When I go out to play or hear jazz, I want to hear musicians listening to one another, playing together. I’m not interested in any particular style, but I want to hear some lyricism, some space, some intensity, some feeling of blues and swing. By those last two, I don’t mean I literally want the music to sound like Big Joe Turner or Benny Goodman, although that wouldn’t be the worst thing. I mean I want the music to have some dirt and some cry in it, to show its ass a little bit, to have a dancing quality and get off the ground. There should be sweat and laughter – music is hard work and serious business, but it has to be fun too. After all, you don’t work music, you play music. Above all, I want to hear some songs, or at least some music that has the quality of song in it. I don’t want to hear what musicians know, I want to hear them translate what they know into what they feel – feeling is all that music is, really. You can’t see it or touch it, you can only hear it and feel it.

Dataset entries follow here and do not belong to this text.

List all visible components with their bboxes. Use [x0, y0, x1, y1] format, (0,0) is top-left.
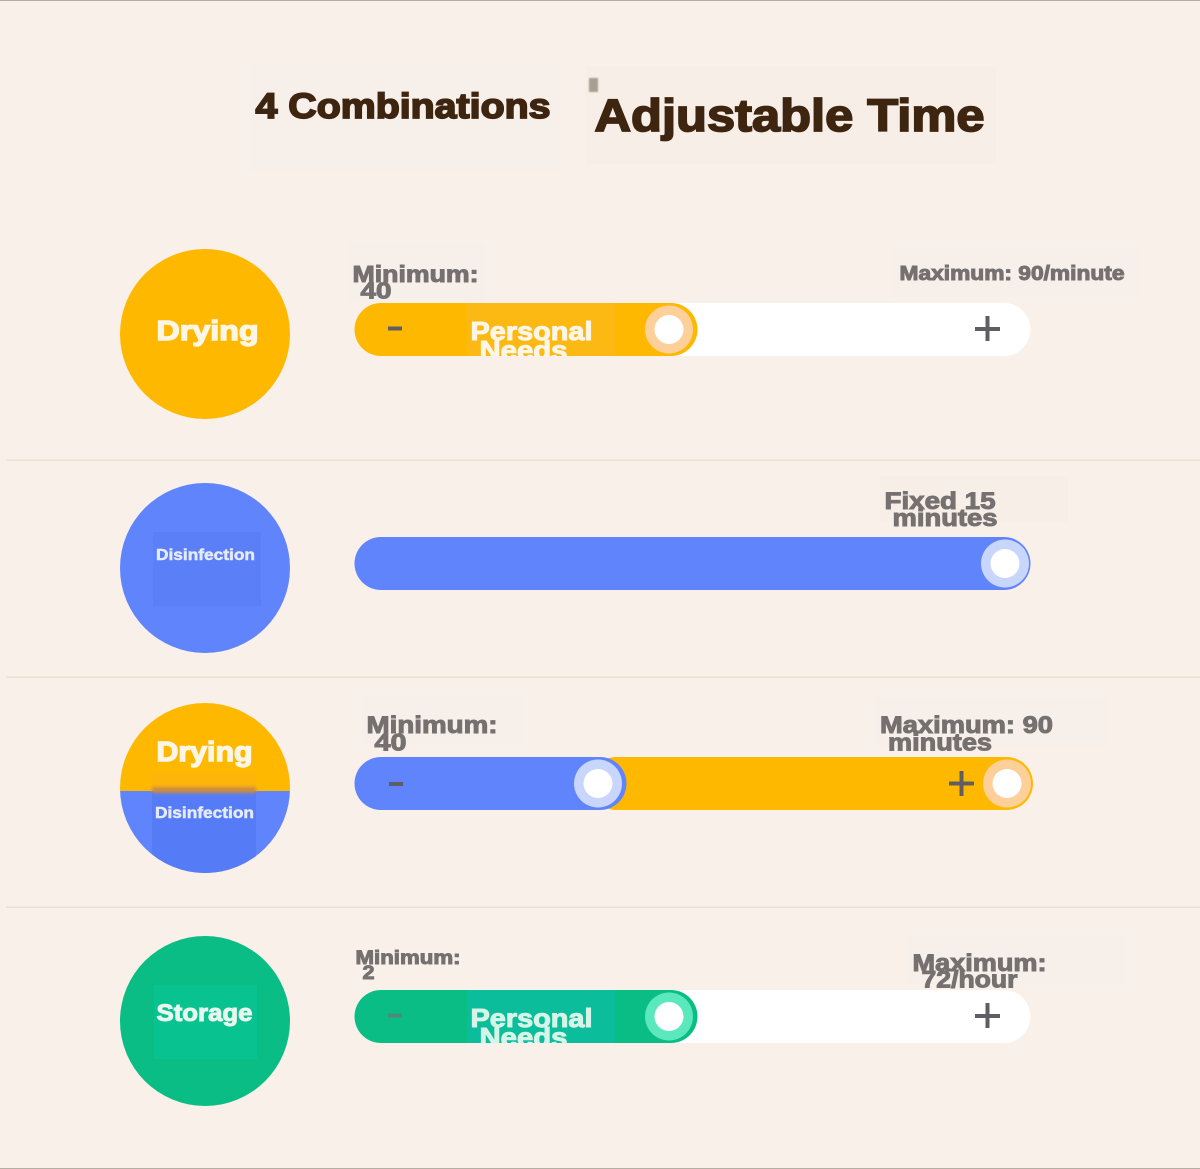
icon: disinfection circle: Disinfection [156, 547, 255, 564]
label: minimum 40: Minimum: [366, 712, 498, 739]
label: maximum 90 minutes: Maximum: 90 [880, 712, 1053, 739]
slider: drying time: Needs [480, 335, 568, 365]
label: minimum 2: Minimum: [356, 947, 460, 969]
icon: drying circle [120, 249, 290, 419]
panel: drying row [120, 243, 1138, 419]
label: minimum 2 [356, 947, 460, 984]
icon: split circle [120, 703, 290, 876]
label: minimum 40 [362, 697, 524, 756]
label: minimum 40 [350, 243, 486, 304]
icon: split circle: Disinfection [155, 805, 254, 822]
label: maximum 90 per minute: Maximum: 90/minute [900, 263, 1124, 285]
title: 4 Combinations [249, 64, 560, 170]
slider: drying time: Personal [470, 316, 592, 346]
label: maximum 72 per hour [907, 936, 1127, 994]
panel: storage row [120, 936, 1127, 1106]
label: minimum 40: 40 [360, 278, 392, 304]
title: Adjustable Time [586, 67, 996, 164]
label: maximum 72 per hour: Maximum: [912, 950, 1046, 977]
label: maximum 72 per hour: 72/hour [922, 966, 1018, 994]
slider: storage time [354, 990, 1030, 1043]
label: fixed 15 minutes: minutes [892, 505, 998, 532]
icon: disinfection circle [120, 483, 290, 653]
icon: storage circle [120, 936, 290, 1106]
label: minimum 40: 40 [374, 730, 406, 756]
title: 4 Combinations: 4 Combinations [256, 87, 550, 126]
slider: storage time: Needs [480, 1022, 568, 1052]
slider: drying time [354, 303, 1030, 356]
icon: storage circle: Storage [156, 1000, 252, 1027]
title: Adjustable Time: Adjustable Time [594, 90, 984, 141]
slider: combined time [354, 757, 1033, 810]
panel: drying plus disinfection row [120, 703, 1052, 873]
label: maximum 90 per minute [893, 249, 1138, 297]
label: minimum 40: Minimum: [352, 261, 478, 287]
panel: disinfection row [120, 476, 1068, 653]
label: fixed 15 minutes: Fixed 15 [884, 488, 996, 515]
label: fixed 15 minutes [880, 476, 1068, 532]
label: maximum 90 minutes [874, 698, 1106, 756]
icon: drying circle: Drying [156, 315, 258, 346]
slider: disinfection time [354, 537, 1030, 590]
label: minimum 2: 2 [362, 962, 375, 984]
slider: storage time: Personal [470, 1003, 592, 1033]
icon: split circle: Drying [156, 736, 252, 767]
label: maximum 90 minutes: minutes [888, 730, 992, 756]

I also don’t want to hear mere cleverness or virtuosity, music that’s all just about harmony or rhythmic algebra. Guys trying to outplay each other, not listening or leaving any room, running a bunch of notes together in an endless dirge of tuneless, limp drivel. Take this show-off, “jazz from the neck up” back to whatever school you learned it in, boys. This may sound old and cranky, and maybe it is – I’m gettin’ there. Most of what I’m trying to say is nicely illustrated in a story about the great, unique pianist Jimmy Rowles, who knew as much about songs and harmony as anybody who ever lived. He was playing a steady piano-bass duo gig for a while and one night his regular bassist sent in a sub, who decided to try and impress the master with his knowledge of harmony by hitting him with a whole slew of super-hip bass notes and chord substitutions, playing everything but the kitchen sink. After a couple of tunes like this, and working on his second double-vodka, Rowles turned to this Einstein of the bass with a glare and rasped, “I’m aware of the possibilities, so let’s just play the fucking song the way it goes and make some music, OK?”

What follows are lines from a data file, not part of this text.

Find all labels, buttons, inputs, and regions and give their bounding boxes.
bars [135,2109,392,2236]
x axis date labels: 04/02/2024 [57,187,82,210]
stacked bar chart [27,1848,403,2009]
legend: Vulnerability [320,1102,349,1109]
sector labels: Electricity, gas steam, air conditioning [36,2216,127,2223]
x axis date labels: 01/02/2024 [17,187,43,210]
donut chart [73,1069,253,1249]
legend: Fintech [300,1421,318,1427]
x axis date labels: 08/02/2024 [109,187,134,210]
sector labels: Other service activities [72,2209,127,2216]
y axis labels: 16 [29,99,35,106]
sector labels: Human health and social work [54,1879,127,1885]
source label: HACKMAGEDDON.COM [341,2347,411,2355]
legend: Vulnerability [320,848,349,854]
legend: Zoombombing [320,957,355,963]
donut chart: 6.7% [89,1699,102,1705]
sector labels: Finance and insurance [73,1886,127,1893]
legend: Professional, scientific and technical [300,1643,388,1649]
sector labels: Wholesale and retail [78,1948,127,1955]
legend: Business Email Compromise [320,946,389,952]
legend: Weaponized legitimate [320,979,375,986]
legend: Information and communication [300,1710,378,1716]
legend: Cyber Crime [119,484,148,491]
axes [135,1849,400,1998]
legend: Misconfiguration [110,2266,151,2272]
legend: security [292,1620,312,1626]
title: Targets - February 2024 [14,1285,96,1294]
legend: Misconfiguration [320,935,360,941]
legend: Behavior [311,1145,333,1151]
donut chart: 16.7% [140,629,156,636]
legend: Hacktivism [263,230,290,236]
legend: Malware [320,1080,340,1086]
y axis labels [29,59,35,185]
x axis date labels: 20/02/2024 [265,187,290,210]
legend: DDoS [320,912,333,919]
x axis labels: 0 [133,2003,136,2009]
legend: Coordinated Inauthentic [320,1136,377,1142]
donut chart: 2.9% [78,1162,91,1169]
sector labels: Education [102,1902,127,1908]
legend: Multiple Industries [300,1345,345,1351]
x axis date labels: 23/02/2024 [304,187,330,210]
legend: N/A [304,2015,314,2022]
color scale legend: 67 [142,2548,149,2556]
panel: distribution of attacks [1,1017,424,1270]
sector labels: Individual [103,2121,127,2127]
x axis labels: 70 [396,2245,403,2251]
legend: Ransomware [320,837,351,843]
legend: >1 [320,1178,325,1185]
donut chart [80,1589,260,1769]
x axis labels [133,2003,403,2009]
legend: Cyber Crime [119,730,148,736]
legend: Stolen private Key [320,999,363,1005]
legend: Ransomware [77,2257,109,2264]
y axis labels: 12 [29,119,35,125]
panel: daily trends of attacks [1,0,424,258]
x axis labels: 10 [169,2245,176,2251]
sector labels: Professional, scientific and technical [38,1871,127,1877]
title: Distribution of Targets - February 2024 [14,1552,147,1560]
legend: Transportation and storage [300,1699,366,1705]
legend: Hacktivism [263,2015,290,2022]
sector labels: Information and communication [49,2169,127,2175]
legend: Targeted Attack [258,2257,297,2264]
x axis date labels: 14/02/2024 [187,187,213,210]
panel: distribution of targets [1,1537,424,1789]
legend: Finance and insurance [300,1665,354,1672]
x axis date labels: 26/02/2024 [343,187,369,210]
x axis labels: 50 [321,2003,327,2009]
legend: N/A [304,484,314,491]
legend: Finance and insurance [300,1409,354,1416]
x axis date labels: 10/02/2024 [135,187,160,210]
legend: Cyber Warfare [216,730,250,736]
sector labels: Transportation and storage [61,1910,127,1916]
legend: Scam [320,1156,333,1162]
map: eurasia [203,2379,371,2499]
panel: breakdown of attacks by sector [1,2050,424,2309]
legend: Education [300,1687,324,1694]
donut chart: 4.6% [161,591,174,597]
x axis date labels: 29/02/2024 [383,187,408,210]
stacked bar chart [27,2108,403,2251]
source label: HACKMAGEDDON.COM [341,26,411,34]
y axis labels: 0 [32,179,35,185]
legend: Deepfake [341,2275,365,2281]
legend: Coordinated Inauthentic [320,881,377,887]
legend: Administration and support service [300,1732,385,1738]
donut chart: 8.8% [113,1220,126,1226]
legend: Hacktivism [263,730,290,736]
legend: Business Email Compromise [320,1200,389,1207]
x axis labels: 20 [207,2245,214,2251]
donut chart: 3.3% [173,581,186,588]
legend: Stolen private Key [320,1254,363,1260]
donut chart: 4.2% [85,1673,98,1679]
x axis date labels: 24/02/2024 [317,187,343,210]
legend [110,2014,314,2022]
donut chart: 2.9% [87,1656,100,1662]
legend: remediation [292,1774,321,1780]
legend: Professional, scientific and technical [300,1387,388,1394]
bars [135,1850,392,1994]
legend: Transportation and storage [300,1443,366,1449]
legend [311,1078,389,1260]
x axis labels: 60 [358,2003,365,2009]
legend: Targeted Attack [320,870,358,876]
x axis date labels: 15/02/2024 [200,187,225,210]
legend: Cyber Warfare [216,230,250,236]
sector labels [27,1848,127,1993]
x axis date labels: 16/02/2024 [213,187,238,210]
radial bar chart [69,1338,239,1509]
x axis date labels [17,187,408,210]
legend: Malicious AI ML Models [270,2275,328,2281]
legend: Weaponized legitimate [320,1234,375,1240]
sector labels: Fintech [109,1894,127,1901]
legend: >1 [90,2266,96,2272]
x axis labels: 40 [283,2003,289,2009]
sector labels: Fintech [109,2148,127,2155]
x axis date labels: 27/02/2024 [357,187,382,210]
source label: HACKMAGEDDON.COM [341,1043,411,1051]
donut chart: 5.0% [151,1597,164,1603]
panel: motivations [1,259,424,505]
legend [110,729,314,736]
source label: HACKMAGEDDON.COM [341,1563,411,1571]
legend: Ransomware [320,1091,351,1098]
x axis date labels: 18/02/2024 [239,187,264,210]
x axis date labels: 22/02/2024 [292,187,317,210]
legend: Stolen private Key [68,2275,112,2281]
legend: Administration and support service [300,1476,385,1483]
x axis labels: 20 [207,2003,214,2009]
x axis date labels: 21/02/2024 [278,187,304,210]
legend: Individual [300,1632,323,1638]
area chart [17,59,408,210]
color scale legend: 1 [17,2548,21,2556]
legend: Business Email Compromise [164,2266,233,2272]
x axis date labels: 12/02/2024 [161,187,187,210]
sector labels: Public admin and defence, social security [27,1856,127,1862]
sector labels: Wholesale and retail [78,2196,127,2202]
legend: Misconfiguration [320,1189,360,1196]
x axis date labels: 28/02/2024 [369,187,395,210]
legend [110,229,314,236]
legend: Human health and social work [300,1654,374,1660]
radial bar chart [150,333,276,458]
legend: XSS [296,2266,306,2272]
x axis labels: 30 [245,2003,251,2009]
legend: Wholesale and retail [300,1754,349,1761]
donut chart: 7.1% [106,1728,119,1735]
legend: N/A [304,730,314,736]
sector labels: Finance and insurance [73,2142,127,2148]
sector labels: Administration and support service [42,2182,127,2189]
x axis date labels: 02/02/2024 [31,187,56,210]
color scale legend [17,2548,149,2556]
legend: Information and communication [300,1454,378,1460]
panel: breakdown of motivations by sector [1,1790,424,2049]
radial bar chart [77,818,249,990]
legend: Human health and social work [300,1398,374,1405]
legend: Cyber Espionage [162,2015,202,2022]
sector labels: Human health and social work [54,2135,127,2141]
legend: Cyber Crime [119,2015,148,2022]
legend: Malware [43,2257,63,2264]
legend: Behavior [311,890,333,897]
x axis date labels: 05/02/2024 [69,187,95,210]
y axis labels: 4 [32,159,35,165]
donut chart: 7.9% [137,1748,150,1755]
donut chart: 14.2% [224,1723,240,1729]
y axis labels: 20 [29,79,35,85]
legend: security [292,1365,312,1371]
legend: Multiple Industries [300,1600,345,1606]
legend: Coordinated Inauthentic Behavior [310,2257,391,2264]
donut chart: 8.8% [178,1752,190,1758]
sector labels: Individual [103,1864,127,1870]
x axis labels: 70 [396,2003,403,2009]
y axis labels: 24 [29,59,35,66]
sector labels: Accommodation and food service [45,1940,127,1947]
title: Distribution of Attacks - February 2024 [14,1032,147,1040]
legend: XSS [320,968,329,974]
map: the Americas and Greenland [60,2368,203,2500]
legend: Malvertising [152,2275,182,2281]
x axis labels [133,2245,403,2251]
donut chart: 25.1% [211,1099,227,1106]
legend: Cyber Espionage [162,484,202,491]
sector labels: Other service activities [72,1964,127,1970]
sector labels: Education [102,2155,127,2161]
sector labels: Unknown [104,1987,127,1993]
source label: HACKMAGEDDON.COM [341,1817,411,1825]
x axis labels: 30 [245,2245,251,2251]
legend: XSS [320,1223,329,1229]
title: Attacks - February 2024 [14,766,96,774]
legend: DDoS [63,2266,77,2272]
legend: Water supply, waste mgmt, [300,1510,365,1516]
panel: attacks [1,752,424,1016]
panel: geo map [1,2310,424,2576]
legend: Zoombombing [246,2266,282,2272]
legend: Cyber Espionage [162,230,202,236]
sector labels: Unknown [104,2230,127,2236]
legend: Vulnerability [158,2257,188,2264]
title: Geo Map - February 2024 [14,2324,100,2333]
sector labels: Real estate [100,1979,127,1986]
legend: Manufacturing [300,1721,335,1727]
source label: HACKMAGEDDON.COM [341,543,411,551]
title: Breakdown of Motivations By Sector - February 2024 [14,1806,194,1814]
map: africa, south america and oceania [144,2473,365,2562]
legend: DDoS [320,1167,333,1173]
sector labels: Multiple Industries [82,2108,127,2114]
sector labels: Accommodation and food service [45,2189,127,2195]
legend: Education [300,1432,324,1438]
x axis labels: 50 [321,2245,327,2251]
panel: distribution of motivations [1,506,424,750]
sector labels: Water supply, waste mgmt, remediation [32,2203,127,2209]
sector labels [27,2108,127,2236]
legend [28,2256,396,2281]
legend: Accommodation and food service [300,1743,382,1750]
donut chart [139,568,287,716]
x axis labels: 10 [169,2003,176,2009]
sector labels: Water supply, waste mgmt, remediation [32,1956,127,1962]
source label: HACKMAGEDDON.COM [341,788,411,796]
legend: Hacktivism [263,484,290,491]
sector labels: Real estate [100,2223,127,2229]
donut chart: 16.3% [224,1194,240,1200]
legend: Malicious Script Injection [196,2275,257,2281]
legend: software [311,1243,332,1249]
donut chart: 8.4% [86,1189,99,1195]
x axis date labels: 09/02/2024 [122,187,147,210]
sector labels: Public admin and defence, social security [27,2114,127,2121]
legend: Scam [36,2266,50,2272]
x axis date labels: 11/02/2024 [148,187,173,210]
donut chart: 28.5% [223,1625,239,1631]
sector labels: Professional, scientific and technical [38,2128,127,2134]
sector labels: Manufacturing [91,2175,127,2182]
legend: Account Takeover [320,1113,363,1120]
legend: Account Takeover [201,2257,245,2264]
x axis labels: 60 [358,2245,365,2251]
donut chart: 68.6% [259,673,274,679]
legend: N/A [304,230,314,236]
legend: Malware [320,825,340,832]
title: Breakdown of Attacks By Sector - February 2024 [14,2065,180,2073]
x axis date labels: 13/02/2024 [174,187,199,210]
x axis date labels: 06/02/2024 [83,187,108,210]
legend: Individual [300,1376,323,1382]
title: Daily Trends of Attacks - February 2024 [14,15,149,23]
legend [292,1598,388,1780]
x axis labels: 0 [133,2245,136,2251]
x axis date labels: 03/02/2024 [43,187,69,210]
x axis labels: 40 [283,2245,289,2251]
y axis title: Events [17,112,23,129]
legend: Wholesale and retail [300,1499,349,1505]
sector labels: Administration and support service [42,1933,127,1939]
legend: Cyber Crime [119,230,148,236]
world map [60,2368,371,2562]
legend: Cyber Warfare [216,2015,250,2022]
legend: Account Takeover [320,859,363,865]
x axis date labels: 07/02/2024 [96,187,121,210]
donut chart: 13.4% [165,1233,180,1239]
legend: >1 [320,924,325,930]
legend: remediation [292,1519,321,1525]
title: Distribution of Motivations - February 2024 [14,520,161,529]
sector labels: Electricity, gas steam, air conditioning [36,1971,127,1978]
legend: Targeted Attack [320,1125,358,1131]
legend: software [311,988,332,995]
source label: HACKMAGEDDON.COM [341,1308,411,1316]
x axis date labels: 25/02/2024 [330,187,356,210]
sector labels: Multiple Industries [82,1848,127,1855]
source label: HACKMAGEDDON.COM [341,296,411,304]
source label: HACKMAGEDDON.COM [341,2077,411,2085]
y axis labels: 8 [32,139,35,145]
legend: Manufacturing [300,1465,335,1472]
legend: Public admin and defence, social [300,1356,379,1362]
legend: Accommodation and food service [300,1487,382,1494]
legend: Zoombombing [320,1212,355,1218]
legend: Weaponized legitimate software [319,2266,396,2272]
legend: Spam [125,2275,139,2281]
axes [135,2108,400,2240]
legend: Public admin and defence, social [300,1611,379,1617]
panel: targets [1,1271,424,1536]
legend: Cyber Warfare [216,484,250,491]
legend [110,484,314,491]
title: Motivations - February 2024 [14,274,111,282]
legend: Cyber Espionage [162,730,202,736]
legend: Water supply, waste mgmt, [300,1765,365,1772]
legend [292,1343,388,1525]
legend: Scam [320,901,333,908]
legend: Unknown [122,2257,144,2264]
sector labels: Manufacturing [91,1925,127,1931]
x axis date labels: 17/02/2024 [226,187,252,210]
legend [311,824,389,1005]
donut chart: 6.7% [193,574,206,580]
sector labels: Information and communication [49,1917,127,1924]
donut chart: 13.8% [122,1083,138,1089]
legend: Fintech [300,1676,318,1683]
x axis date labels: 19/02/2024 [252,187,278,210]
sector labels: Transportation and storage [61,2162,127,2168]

Betty Carter pushed the boundaries of jazz singing by trying to make the voice a fully-fledged improvising instrument like the others. This led her to more and more abstraction, making sounds with her voice that weren’t conventional for singers, using a huge range, and often eschewing the melody. It was daring and difficult, a challenge for her, her musicians and audience. Some liked her singing, while others shrugged and asked, “Aren’t singers supposed to sing the melody?” She was feisty, to put it mildly, and answered this by naming one of her records “It’s Not About the Melody.” While I have a lot of admiration for her and any other artist who hoes a hard, lonely road by going their own way, I have to respectfully disagree: it’s always about the melody, that’s where the music lives. Hear it and it will set you free, like a bird.